Burma has long used fear of restive separatist minorities to rally support for the most violent military repression. Karen, Kachin, Shan and other hill tribe fighters who made it through malarial jungles to the Thai border told us of rape, murder, burning villages, forcible recruitment as porters and other terror by Burma’s army. When peace talks seemed to bear fruit, the fighting would reignite, possibly to gain support from the ethnic Burman people who are the core of the county.
China showcased a non-Western way to get rich and stifle opposition at the same time, without democracy or respect for human rights.

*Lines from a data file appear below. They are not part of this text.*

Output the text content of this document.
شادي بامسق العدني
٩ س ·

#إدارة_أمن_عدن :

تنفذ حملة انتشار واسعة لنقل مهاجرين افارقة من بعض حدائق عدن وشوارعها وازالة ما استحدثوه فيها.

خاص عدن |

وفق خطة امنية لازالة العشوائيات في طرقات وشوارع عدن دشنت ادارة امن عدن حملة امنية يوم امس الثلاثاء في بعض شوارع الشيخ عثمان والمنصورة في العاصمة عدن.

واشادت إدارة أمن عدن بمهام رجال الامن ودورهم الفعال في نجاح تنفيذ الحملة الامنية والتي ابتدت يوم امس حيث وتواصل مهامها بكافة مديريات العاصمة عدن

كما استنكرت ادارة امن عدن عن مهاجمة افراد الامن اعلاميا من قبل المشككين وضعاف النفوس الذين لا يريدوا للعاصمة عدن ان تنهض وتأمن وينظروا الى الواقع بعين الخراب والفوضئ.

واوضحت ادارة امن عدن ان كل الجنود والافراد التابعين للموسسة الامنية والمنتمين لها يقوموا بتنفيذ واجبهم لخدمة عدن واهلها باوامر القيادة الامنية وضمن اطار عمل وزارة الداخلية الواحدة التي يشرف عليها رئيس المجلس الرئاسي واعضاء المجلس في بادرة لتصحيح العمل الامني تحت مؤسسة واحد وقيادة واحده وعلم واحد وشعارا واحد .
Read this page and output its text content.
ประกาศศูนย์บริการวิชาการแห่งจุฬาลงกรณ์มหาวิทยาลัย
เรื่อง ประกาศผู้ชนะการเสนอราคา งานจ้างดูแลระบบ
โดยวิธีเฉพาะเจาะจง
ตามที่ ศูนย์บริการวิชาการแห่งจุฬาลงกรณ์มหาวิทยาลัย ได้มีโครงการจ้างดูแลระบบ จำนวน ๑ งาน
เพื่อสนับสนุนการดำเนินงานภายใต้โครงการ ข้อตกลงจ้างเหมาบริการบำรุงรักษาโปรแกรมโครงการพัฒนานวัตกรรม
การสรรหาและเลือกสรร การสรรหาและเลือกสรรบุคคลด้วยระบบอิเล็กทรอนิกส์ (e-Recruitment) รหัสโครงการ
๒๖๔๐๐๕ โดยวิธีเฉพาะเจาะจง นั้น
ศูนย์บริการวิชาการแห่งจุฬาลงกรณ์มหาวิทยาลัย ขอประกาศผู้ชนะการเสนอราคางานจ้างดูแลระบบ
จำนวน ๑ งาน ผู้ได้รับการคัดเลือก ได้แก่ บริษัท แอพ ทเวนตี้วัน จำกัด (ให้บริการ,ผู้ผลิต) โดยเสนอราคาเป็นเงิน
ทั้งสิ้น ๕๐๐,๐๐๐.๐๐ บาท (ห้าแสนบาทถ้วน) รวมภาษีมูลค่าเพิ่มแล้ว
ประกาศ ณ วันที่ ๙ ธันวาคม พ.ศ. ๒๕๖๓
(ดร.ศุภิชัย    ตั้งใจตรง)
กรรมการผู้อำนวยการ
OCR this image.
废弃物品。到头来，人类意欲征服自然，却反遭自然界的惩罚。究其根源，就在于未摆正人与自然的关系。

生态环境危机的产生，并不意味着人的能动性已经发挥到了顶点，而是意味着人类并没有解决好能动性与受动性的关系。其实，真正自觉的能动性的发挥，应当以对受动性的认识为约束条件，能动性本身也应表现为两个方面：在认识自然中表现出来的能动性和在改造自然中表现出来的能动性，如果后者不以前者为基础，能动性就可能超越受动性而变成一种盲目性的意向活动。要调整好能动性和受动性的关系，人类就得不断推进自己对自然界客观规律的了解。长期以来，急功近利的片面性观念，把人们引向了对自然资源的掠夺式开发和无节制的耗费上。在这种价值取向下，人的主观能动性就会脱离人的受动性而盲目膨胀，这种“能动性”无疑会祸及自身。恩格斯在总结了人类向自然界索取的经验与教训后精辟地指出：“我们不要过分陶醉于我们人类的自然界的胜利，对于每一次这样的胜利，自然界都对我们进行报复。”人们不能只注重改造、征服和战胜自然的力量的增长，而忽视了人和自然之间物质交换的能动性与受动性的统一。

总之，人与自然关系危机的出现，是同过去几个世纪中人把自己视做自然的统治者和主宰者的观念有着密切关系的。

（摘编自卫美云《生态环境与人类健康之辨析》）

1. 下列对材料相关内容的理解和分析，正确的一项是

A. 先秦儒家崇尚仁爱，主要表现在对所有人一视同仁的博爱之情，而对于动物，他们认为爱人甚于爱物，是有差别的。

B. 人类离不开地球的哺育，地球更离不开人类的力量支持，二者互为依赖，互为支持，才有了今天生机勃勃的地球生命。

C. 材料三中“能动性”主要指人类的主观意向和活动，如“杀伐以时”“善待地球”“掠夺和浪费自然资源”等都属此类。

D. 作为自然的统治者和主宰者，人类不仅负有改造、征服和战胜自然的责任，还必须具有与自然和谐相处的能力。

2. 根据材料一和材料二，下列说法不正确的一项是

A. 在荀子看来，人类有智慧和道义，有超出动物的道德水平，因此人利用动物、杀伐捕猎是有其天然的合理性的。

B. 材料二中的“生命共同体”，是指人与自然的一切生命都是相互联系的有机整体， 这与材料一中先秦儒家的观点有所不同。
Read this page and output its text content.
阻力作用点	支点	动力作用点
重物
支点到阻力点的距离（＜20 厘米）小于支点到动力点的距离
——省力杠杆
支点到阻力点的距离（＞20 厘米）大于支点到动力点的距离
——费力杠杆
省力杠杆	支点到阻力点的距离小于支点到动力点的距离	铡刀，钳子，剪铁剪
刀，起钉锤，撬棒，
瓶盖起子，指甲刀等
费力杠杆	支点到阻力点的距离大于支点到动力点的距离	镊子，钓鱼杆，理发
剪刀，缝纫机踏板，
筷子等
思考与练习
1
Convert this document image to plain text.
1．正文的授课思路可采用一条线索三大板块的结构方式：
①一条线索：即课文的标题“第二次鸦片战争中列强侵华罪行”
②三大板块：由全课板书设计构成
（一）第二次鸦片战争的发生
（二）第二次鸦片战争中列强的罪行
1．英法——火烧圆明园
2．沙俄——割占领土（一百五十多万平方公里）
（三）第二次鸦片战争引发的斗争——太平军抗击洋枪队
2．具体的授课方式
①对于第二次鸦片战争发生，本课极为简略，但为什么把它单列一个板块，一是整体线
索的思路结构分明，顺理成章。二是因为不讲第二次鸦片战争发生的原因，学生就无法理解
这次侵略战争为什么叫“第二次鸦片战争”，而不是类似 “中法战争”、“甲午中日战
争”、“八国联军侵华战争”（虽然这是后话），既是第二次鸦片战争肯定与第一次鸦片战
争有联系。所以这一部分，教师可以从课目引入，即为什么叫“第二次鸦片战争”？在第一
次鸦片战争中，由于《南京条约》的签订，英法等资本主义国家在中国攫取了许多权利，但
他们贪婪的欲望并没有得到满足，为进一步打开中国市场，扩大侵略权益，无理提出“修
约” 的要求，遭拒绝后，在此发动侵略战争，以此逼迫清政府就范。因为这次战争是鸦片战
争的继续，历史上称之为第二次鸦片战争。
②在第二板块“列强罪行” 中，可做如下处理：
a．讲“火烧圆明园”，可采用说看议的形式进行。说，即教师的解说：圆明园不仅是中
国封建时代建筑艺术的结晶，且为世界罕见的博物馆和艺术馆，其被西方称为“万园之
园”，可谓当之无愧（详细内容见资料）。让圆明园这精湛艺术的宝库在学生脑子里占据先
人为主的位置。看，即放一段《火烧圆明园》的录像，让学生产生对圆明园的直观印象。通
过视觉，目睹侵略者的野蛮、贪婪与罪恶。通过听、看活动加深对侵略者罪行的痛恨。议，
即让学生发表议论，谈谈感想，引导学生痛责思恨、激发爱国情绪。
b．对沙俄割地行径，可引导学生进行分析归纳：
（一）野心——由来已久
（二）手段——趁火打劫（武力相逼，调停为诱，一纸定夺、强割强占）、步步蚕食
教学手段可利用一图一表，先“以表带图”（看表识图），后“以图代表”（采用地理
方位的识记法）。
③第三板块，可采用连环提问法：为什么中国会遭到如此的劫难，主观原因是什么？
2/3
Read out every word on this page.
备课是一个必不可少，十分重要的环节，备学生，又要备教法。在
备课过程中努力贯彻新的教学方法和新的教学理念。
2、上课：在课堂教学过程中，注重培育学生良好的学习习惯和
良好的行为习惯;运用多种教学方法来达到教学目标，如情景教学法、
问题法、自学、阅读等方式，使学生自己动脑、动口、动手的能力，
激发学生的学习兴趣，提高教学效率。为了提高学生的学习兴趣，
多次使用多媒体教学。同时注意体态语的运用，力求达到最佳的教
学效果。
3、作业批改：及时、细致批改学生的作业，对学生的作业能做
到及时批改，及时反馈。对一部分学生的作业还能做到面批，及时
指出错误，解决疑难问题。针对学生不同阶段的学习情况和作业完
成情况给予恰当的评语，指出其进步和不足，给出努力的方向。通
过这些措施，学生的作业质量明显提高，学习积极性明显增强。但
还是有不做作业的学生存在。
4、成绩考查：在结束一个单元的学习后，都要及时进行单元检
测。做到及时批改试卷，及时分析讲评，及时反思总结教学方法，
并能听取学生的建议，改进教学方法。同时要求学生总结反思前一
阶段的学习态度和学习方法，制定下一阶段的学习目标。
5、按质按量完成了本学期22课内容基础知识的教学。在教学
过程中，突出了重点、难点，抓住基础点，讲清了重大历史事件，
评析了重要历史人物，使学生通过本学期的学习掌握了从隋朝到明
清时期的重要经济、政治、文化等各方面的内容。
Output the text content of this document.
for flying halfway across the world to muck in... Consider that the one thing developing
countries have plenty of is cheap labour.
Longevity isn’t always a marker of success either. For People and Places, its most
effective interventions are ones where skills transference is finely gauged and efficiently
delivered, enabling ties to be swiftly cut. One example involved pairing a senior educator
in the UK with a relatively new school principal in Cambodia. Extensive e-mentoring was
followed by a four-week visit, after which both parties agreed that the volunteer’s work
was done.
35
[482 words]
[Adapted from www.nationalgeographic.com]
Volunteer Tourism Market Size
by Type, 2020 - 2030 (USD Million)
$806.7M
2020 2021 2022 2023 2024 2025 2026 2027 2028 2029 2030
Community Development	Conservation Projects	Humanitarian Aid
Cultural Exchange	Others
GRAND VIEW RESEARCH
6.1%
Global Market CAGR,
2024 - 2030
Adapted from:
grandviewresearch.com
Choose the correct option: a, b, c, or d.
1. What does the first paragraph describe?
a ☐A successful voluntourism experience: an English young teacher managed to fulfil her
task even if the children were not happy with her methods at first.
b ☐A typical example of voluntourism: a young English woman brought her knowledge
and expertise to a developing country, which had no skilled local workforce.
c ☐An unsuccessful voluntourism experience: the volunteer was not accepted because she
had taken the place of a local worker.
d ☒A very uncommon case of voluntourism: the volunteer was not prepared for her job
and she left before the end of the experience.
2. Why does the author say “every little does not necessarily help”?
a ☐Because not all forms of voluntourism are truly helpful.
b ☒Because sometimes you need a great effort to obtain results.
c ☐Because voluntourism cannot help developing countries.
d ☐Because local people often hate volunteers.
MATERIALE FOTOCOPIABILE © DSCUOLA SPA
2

“Southeast Asia is and always has been well on its way to being a democratic abyss,” Dan Slater of the University of Michigan wrote recently in the East Asia Forum.
The Trans-Pacific Partnership was to have linked together the U.S. economy with allies including Southeast Asia. But President Donald Trump pulled out of the accord, and it now languishes as China expands. A year after Trump’s inauguration, no one has been confirmed as assistant secretary of State for East Asian and Pacific affairs.
The ASEAN countries want trade with China but also want U.S. engagement in the region’s markets and diplomacy “as a hedge in case China gets rough,’’ says Hiebert.
It seems that the post-Vietnam War period, now receding in the rear-view mirror, was a booming time of openness, which may not survive the belated fall of the new dominoes.